Journal articles. Information in the reference list

Printed

  • Name of author(s) or editor(s).  (If more than three authors you may write et al. after the third author depending on the citation style you use). Author may be an organization. If no author, you may use the title as first entry.
  • Publication year
  • Article title
  • Journal title
  • Volume, issue
  • Pages

Online

  • Name of author(s) or editor(s).  (If more than three authors you may write et al. after the third author depending on the citation style you use). Author may be an organization. If no author, you may use the title as first entry.
  • Publication year
  • Article title
  • Journal title
  • Volume, issue if available; otherwise day and month
  • [Online]
  • Available at: URL or DOI
  • (Accessed: date)
  • Pages if available

 

In-text citation printed and online

Hjørland (2012, p. 266) concludes that "Good, scholarly reading is to be aware of different perspectives, and to situate oneself among them".
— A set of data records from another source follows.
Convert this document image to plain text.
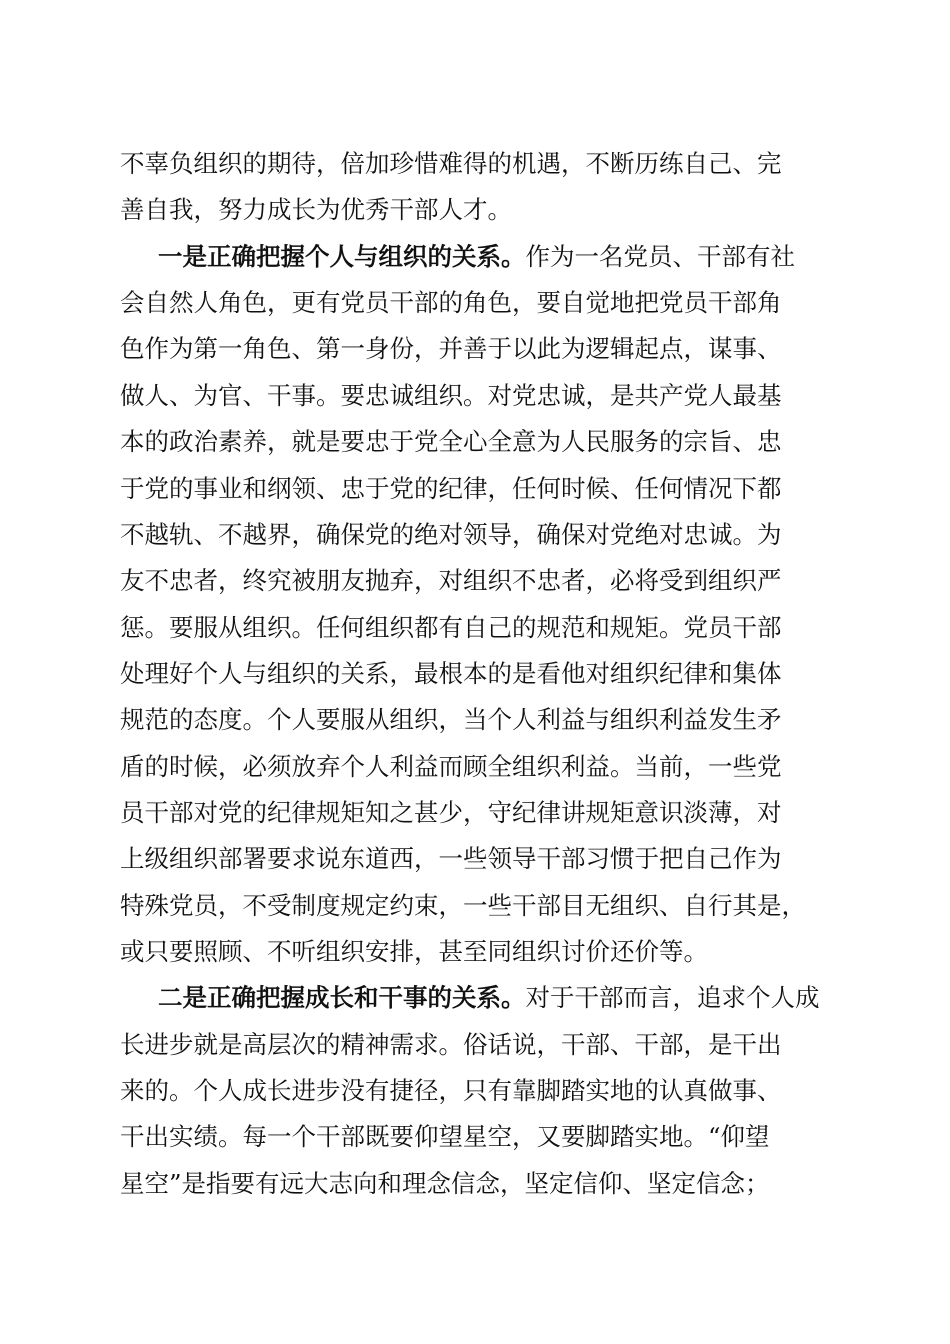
不辜负组织的期待，倍加珍惜难得的机遇，不断历练自己、完
善自我，努力成长为优秀干部人才。
一是正确把握个人与组织的关系。作为一名党员、干部有社
会自然人角色，更有党员干部的角色，要自觉地把党员干部角
色作为第一角色、第一身份，并善于以此为逻辑起点，谋事、
做人、为官、干事。要忠诚组织。对党忠诚，是共产党人最基
本的政治素养，就是要忠于党全心全意为人民服务的宗旨、忠
于党的事业和纲领、忠于党的纪律，任何时候、任何情况下都
不越轨、不越界，确保党的绝对领导，确保对党绝对忠诚。为
友不忠者，终究被朋友抛弃，对组织不忠者，必将受到组织严
惩。要服从组织。任何组织都有自己的规范和规矩。党员干部
处理好个人与组织的关系，最根本的是看他对组织纪律和集体
规范的态度。个人要服从组织，当个人利益与组织利益发生矛
盾的时候，必须放弃个人利益而顾全组织利益。当前，一些党
员干部对党的纪律规矩知之甚少，守纪律讲规矩意识淡薄，对
上级组织部署要求说东道西，一些领导干部习惯于把自己作为
特殊党员，不受制度规定约束，一些干部目无组织、自行其是，
或只要照顾、不听组织安排，甚至同组织讨价还价等。
二是正确把握成长和干事的关系。对于干部而言，追求个人成
长进步就是高层次的精神需求。俗话说，干部、干部，是干出
来的。个人成长进步没有捷径，只有靠脚踏实地的认真做事、
干出实绩。每一个干部既要仰望星空，又要脚踏实地。“仰望
星空”是指要有远大志向和理念信念，坚定信仰、坚定信念；
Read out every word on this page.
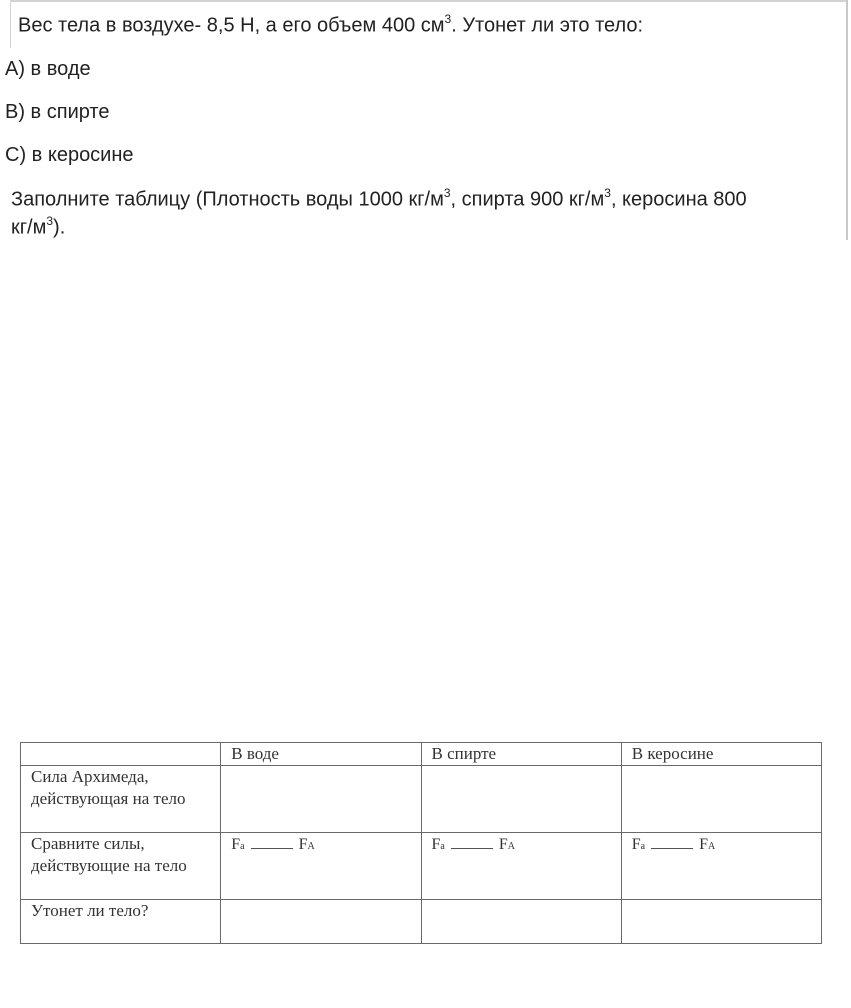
Вес тела в воздухе- 8,5 Н, а его объем 400 $см^3$. Утонет ли это тело:
А) в воде
В) в спирте
С) в керосине
Заполните таблицу (Плотность воды 1000 $кг/м^3$, спирта 900 $кг/м^3$, керосина 800
$кг/м^3$).
	В воде	В спирте	В керосине
Сила Архимеда, действующая на тело			
Сравните силы, действующие на тело	Fa FA	Fa FA	Fa FA

Утонет ли тело?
Amber admits in the article: Had I been studying in 2012, I would have been far more likely to encounter articles online, either through searching within library holdings and/or finding open access versions online" (Amber, 2012).

The literature list

Amber, T. (2012) '21st-century Scholarship and Wikipedia', Ariadne, issue 70, November [Online]. Available at: http://www.ariadne.ac.uk/issue70/thomas. (Accessed 06-06-2013).

Hjørland, B.(2012). 'Methods for evaluating information sources: an annotated catalogue', Journal of Information Science, 38(3), pp. 258-268.